Returned Church Assets Should be Taxed, Says Czech Communist Party

July 16, 2018 Taxation in Czech Republic

El millor romànic de Praga / Best romanesque in PraguePRAGUE – The Czech Communist Party wants to tax churches for the return of assets originally seized by Communist after World War 2.

A dispute is rising between churches in the Czech Republic and the national Communist Party, as the Party calls for taxes to be applied to the compensation package to be paid to churches around the country.

In 2012 the government struck a deal with churches in the Czech Republic to return assets previously confiscated by the Communist state after World War 2.

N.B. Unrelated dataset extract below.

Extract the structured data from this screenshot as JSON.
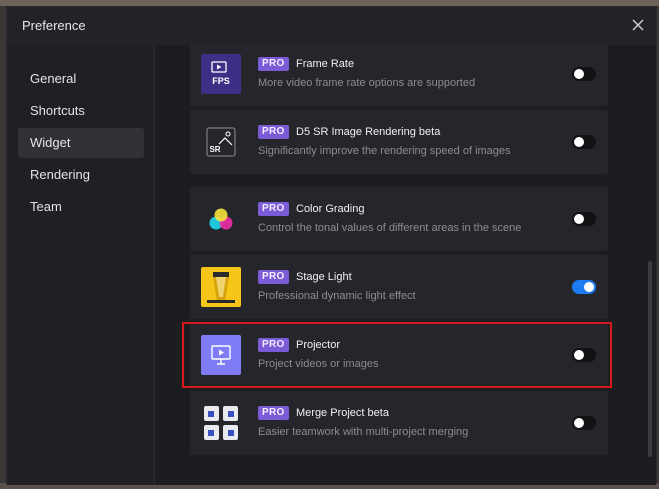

As part of the package, any assets which could not be returned would be repaid in as capital over the course of 30 years.

The extent of the assets involved in the agreement is vast, with a value of CZK 75 billion, and include works of art and more than 40 000 hectares, which itself contains vineyards and forests.
Further, along with the assets, the churches are expecting an additional CZK 59 billion in payments.

However, the Communist Party is now contesting that the payments and asset handover is excessive, and that from 2019 the payments should face a tax of 19 percent.

While the proposal is controversial, some experts believe that it is likely to pass, as the newly elected minority government needed the small backing of the Communist Party in order to secure a confidence vote last week.